Ransomware potentially exposed 2,000 Ypsilanti-area utility customers’ bank information

YPSILANTI, MI – A ransomware infection, detected by an employee working the midnight shift in mid-April, may have exposed 2,000 Ypsilanti-area utility customers’ bank payment information to unauthorized individuals.

The Ypsilanti Community Utilities Authority, serving Ypsilanti and surrounding townships, isn’t aware of any reports of identify fraud or improper use of information resulting from the incident, detected on April 16, according to a letter sent this month to affected customers.

“We took a very proactive approach from the very beginning.
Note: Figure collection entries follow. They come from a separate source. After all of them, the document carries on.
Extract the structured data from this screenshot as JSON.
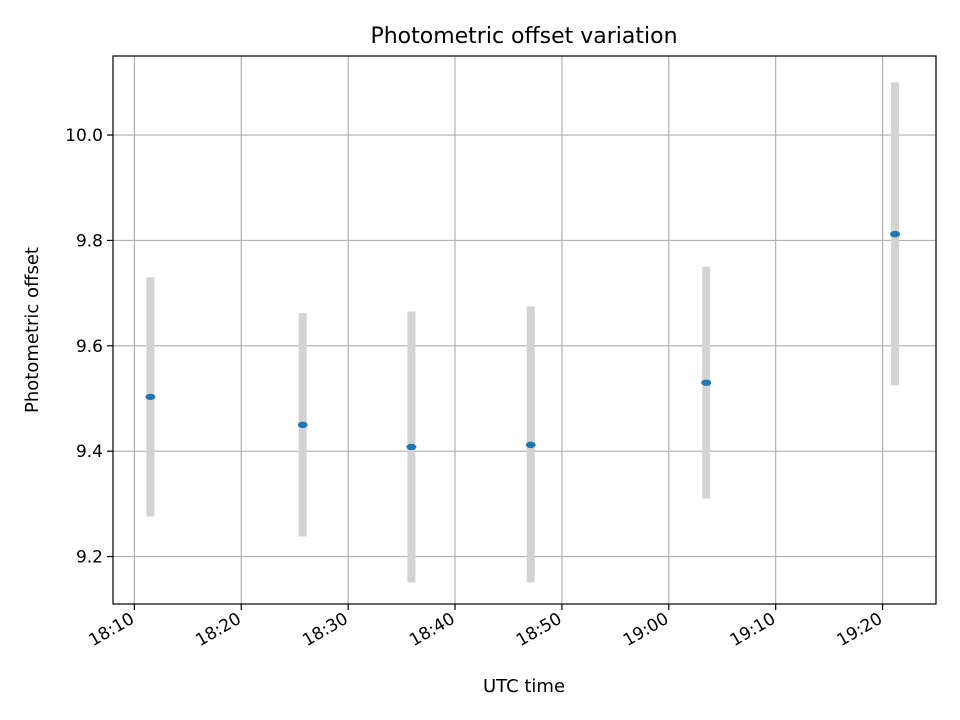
{
  "chart_data": {
    "type": "scatter",
    "title": "Photometric offset variation",
    "xlabel": "UTC time",
    "ylabel": "Photometric offset",
    "grid": true,
    "x_tick_labels": [
      "18:10",
      "18:20",
      "18:30",
      "18:40",
      "18:50",
      "19:00",
      "19:10",
      "19:20"
    ],
    "y_tick_labels": [
      "9.2",
      "9.4",
      "9.6",
      "9.8",
      "10.0"
    ],
    "y_ticks": [
      9.2,
      9.4,
      9.6,
      9.8,
      10.0
    ],
    "xlim": [
      "18:08",
      "19:25"
    ],
    "ylim": [
      9.11,
      10.15
    ],
    "points": [
      {
        "x": "18:11:30",
        "y": 9.503,
        "ymin": 9.276,
        "ymax": 9.73
      },
      {
        "x": "18:25:45",
        "y": 9.45,
        "ymin": 9.238,
        "ymax": 9.662
      },
      {
        "x": "18:35:55",
        "y": 9.408,
        "ymin": 9.151,
        "ymax": 9.665
      },
      {
        "x": "18:47:05",
        "y": 9.412,
        "ymin": 9.151,
        "ymax": 9.675
      },
      {
        "x": "19:03:30",
        "y": 9.53,
        "ymin": 9.31,
        "ymax": 9.75
      },
      {
        "x": "19:21:10",
        "y": 9.812,
        "ymin": 9.525,
        "ymax": 10.1
      }
    ],
    "colors": {
      "marker": "#1f77b4",
      "errorbar": "#d3d3d3",
      "grid": "#b0b0b0",
      "axes": "#000000"
    }
  }
}
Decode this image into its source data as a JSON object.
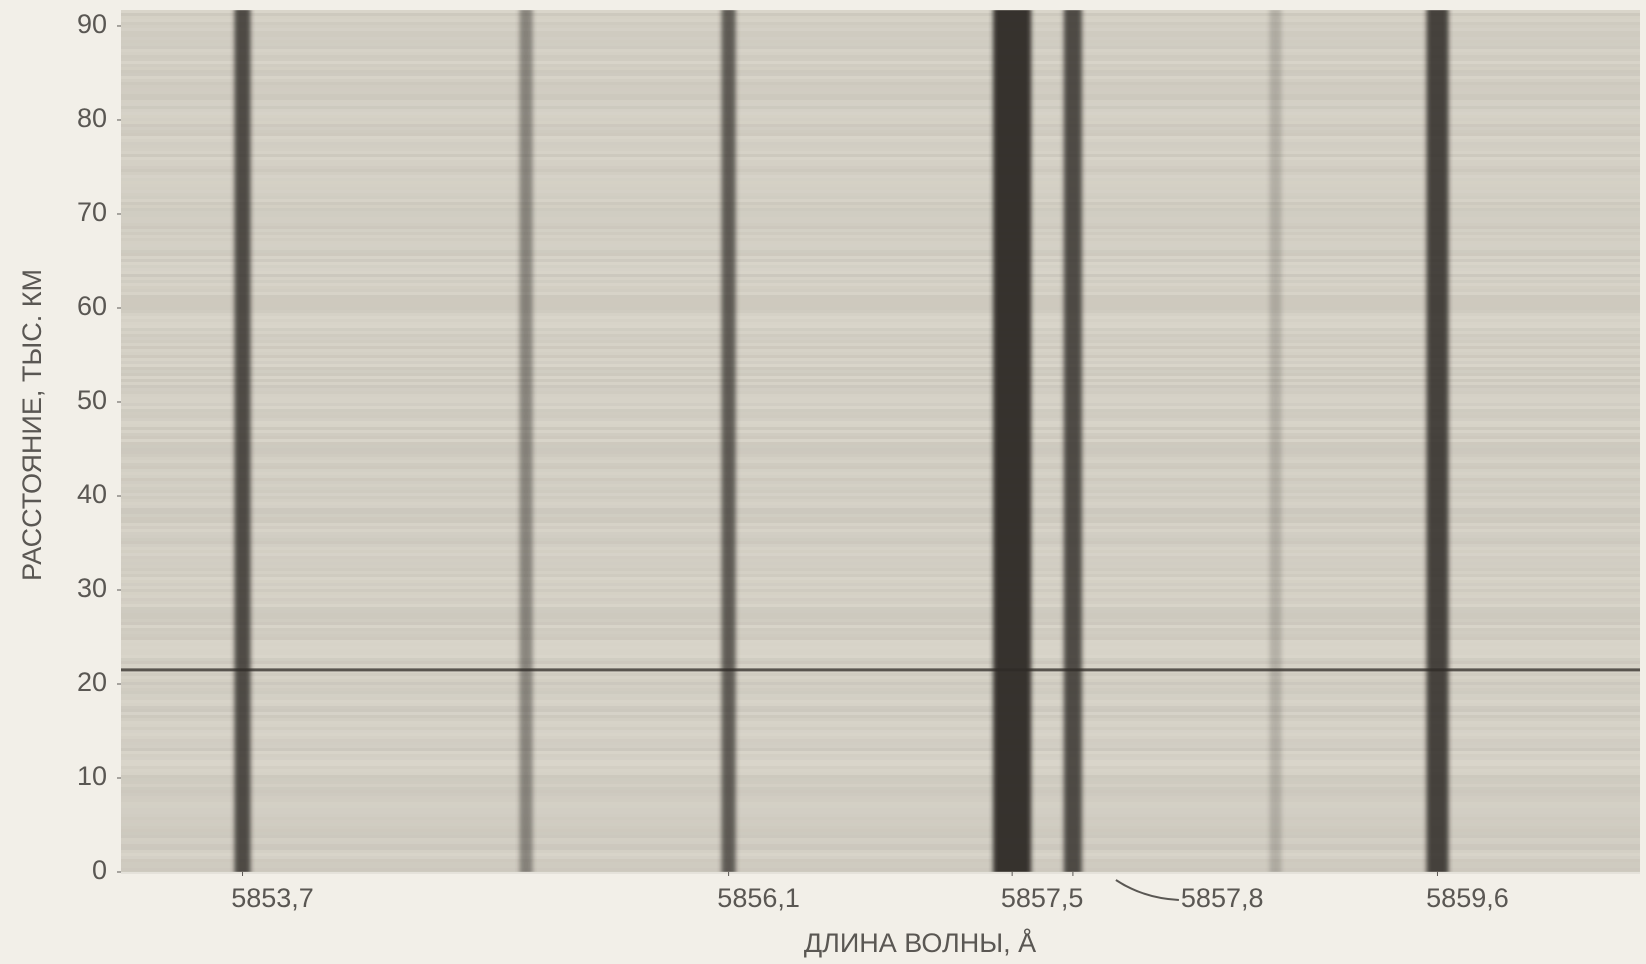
{
  "chart_data": {
    "type": "spectrum",
    "x_label": "ДЛИНА ВОЛНЫ, Å",
    "y_label": "РАССТОЯНИЕ, ТЫС. КМ",
    "xlim": [
      5853.1,
      5860.6
    ],
    "xticks": [
      {
        "value": 5853.7,
        "label": "5853,7"
      },
      {
        "value": 5856.1,
        "label": "5856,1"
      },
      {
        "value": 5857.5,
        "label": "5857,5"
      },
      {
        "value": 5857.8,
        "label": "5857,8"
      },
      {
        "value": 5859.6,
        "label": "5859,6"
      }
    ],
    "ylim": [
      0,
      91.7
    ],
    "yticks": [
      0,
      10,
      20,
      30,
      40,
      50,
      60,
      70,
      80,
      90
    ],
    "x": [
      5853.7,
      5855.1,
      5856.1,
      5857.5,
      5857.8,
      5858.8,
      5859.6
    ],
    "values": [
      0.8,
      0.45,
      0.7,
      0.95,
      0.8,
      0.2,
      0.85
    ],
    "hline": 21.5,
    "color": "#2e2a26"
  }
}
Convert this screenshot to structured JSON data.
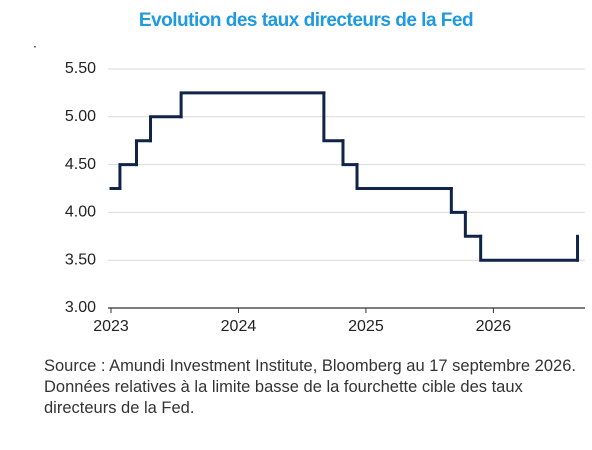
{
  "chart_data": {
    "type": "step",
    "title": "Evolution des taux directeurs de la Fed",
    "annotation": ".",
    "source": "Source : Amundi Investment Institute, Bloomberg au 17 septembre 2026. Données relatives à la limite basse de la fourchette cible des taux directeurs de la Fed.",
    "x": [
      2023,
      2023.07,
      2023.2,
      2023.31,
      2023.55,
      2024.67,
      2024.82,
      2024.93,
      2025.67,
      2025.78,
      2025.9,
      2026.66
    ],
    "series": [
      {
        "color": "#0f2448",
        "values": [
          4.25,
          4.5,
          4.75,
          5,
          5.25,
          4.75,
          4.5,
          4.25,
          4,
          3.75,
          3.5,
          3.75
        ]
      }
    ],
    "xlim": [
      2023,
      2026.75
    ],
    "xticks": [
      2023,
      2024,
      2025,
      2026
    ],
    "ylim": [
      3,
      5.5
    ],
    "yticks": [
      {
        "value": 3,
        "label": "3.00"
      },
      {
        "value": 3.5,
        "label": "3.50"
      },
      {
        "value": 4,
        "label": "4.00"
      },
      {
        "value": 4.5,
        "label": "4.50"
      },
      {
        "value": 5,
        "label": "5.00"
      },
      {
        "value": 5.5,
        "label": "5.50"
      }
    ],
    "grid": true
  }
}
We’ve brought experts on board, and we followed their guidance,” said YCUA Human Resource Director Debra Kinde.

The person or people behind the network breach potentially obtained files containing customers’ names and bank account and routing numbers used for ACH payments to the water and wastewater service provider, affecting about 8% of the authority’s 25,000 customers, according to Kinde and the letter.

Cybersecurity experts have assured YCUA officials that the information alone should not be sufficient to access the accounts. Kinde said while legal counsel brought on to assess the situation determined the the breach didn’t require notification to customers under the law, YCUA felt it was still important to notify them.

“Better that we take that route than for even one person to be caught unaware,” Kinde said. “We just wanted to be extra-transparent.”

Officials quickly contained the cyberthreat by disabling unauthorized access to their network and started an investigation with the assistance of outside digital forensics professionals, according to Kinde and the notification letter to customers.

The ransomware infected encrypted files stored on the network, and YCUA officials received a demand for payment to access them, saying the information would be released otherwise, Kinde said. Officials were able to restore all encrypted data and did not pay any ransom, she said.

On July 15, the investigation into the incident revealed that data accessible to the unauthorized individual or individuals behind the attack included some customers’ banking information, according to the notice sent to customers.